Table of moisturizer classifications according to Cochrane Meta-Analysis (5):


Participants were asked to apply one index fingertip unit of the emollient to the dorsum of their hand and an equal amount to the upper forearm. The dorsum of the hand is an easy place to spread the emollient on oneself as well as determine the properties the cream possesses, while the upper forearm is an area that is easily covered by clothing. Before application, the participants were permitted to feel the emollient to determine its thickness. The subsequent application allowed them to feel the emollient’s greasiness and stickiness on the dorsum of the hand. Then the forearm was covered by the participant’s clothing, simulating how using the emollient would feel ordinarily. Participants were provided with a guide to help define the different physical properties as follows:

Definitions used to clarify the physical properties of emollients


A subjective perception of a fluid’s resistance to flow

Possible outcomes:

• Thin/Fluid: The emollient is very fluid considering its application as a cream, appearing similar to water.

• Uncertain: This is the option for when participants feel there is no other accurate outcome.

• Thick: The emollient has a consistency similar to honey.

• Very thick: The emollient has a consistency similar to peanut butter.


A subjective perception of a slippery or oily residue after application of the cream.

Possible outcomes:

• Lacks greasiness: The emollient leaves no sense of slipperiness or greasiness, similar to water.

• Uncertain: This is the option for when participants feel there is no other accurate outcome.

• Greasy: The emollient leaves a clear sense of slipperiness or greasiness, similar to peanut butter.

• Very greasy: The emollient leaves a clear and visible slipperiness or greasiness, similar to olive oil.


A subjective perception of a sticky, clinging residue after application of the cream.

Possible outcomes:

• Lacks stickiness: The emollient leaves no sense of stickiness or clinginess, similar to water.

• Uncertain: This is the option for when participants feel there is no other accurate outcome.

• Sticky: The emollient leaves a clear sense of stickiness or clinginess, similar to honey or melted sugar.

• Very sticky: The emollient leaves a clear and visible slipperiness or greasiness, similar to glue.

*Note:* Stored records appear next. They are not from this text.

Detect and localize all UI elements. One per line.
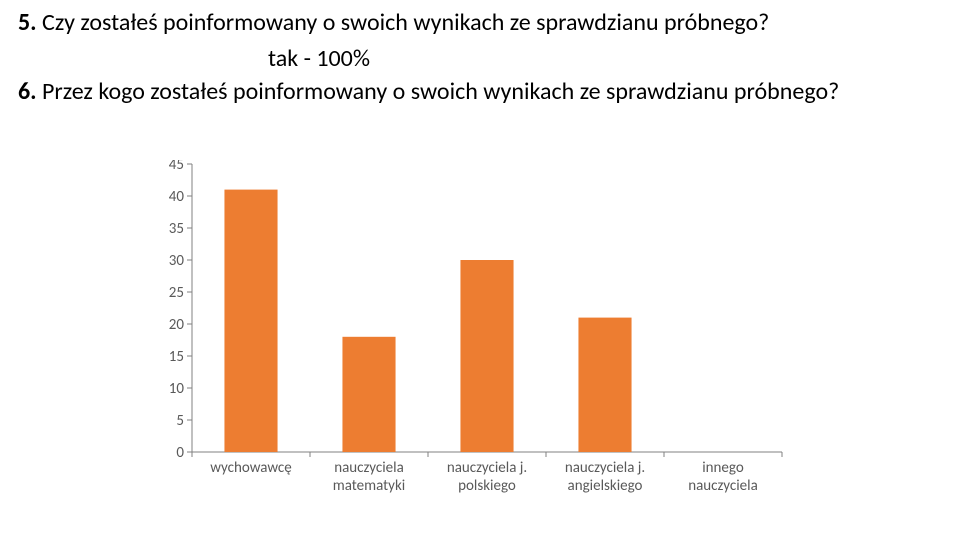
y-tick-label: 5 <box>176 412 184 430</box>
question-5-text: Czy zostałeś poinformowany o swoich wyni… <box>42 8 769 37</box>
x-tick-label: wychowawcę <box>210 459 292 477</box>
question-6: 6. Przez kogo zostałeś poinformowany o s… <box>18 77 942 107</box>
x-tick-label: nauczyciela j.polskiego <box>447 459 527 495</box>
bar <box>460 260 513 452</box>
chart-container: 0 5 10 15 20 25 30 35 40 45 wychowawcę nauczycielam… <box>140 160 820 520</box>
y-tick-label: 45 <box>169 160 184 174</box>
question-5-answer: tak - 100% <box>18 44 942 73</box>
x-tick-label: innegonauczyciela <box>688 459 758 495</box>
y-tick-label: 0 <box>176 444 184 462</box>
x-tick-label: nauczycielamatematyki <box>333 459 405 495</box>
bar <box>224 190 277 452</box>
question-5: 5. Czy zostałeś poinformowany o swoich w… <box>18 8 942 38</box>
slide: 5. Czy zostałeś poinformowany o swoich w… <box>0 0 960 540</box>
y-tick-label: 10 <box>169 380 185 398</box>
y-tick-label: 25 <box>169 284 184 302</box>
y-tick-label: 35 <box>169 220 184 238</box>
question-5-number: 5. <box>18 8 37 37</box>
question-6-text: Przez kogo zostałeś poinformowany o swoi… <box>42 77 839 106</box>
x-tick-label: nauczyciela j.angielskiego <box>565 459 645 495</box>
y-tick-label: 40 <box>169 188 185 206</box>
bar <box>342 337 395 452</box>
question-6-number: 6. <box>18 77 37 106</box>
y-tick-label: 20 <box>169 316 185 334</box>
y-tick-label: 15 <box>169 348 184 366</box>
y-tick-label: 30 <box>169 252 185 270</box>
bar-chart: 0 5 10 15 20 25 30 35 40 45 wychowawcę nauczycielam… <box>140 160 820 520</box>
bar <box>578 318 631 452</box>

After 2 minutes, participants were asked to complete a survey on the emollient, rating its properties using the definitions above. The subjective experience of the participants was recorded. Participants rated thickness, greasiness, and stickiness on a four-point scale: 1: not possessing the property, 2: uncertain, 3: possessing the property, and 4: possessing the property to a significant degree.

Thereafter the emollient was removed from the participant’s skin using a wipe after which the skin was dried with a dry two-ply tissue. There was a 2-minute wait before the application of the next emollient. Participants applied the emollients in different orders to remove any bias resulting from the positioning of the emollients in the test order.


1. Osinka K, Karczmarz A, Krauze A, Feleszko W. Contact allergens in cosmetics used in atopic dermatitis: analysis of product composition. Contact dermatitis. 2016;75(4):241-3.

2. Uter W, Johansen JD, Liden C, Lepoittevin JP, White IR. Criteria for the evidence-based categorisation of skin sensitisers. Food and chemical toxicology : an international journal published for the British Industrial Biological Research Association. 2017;105:14-21.

3. Santer M, Muller I, Yardley L, Lewis-Jones S, Ersser S, Little P. Parents' and carers' views about emollients for childhood eczema: qualitative interview study. BMJ open. 2016;6(8):e011887.

4. Sachdeva S. Fitzpatrick skin typing: applications in dermatology. Indian J Dermatol Venereol Leprol. 2009;75(1):93-6.

5. van Zuuren EJ, Fedorowicz Z, Christensen R, Lavrijsen A, Arents BWM. Emollients and moisturisers for eczema. The Cochrane database of systematic reviews. 2017;2:Cd012119.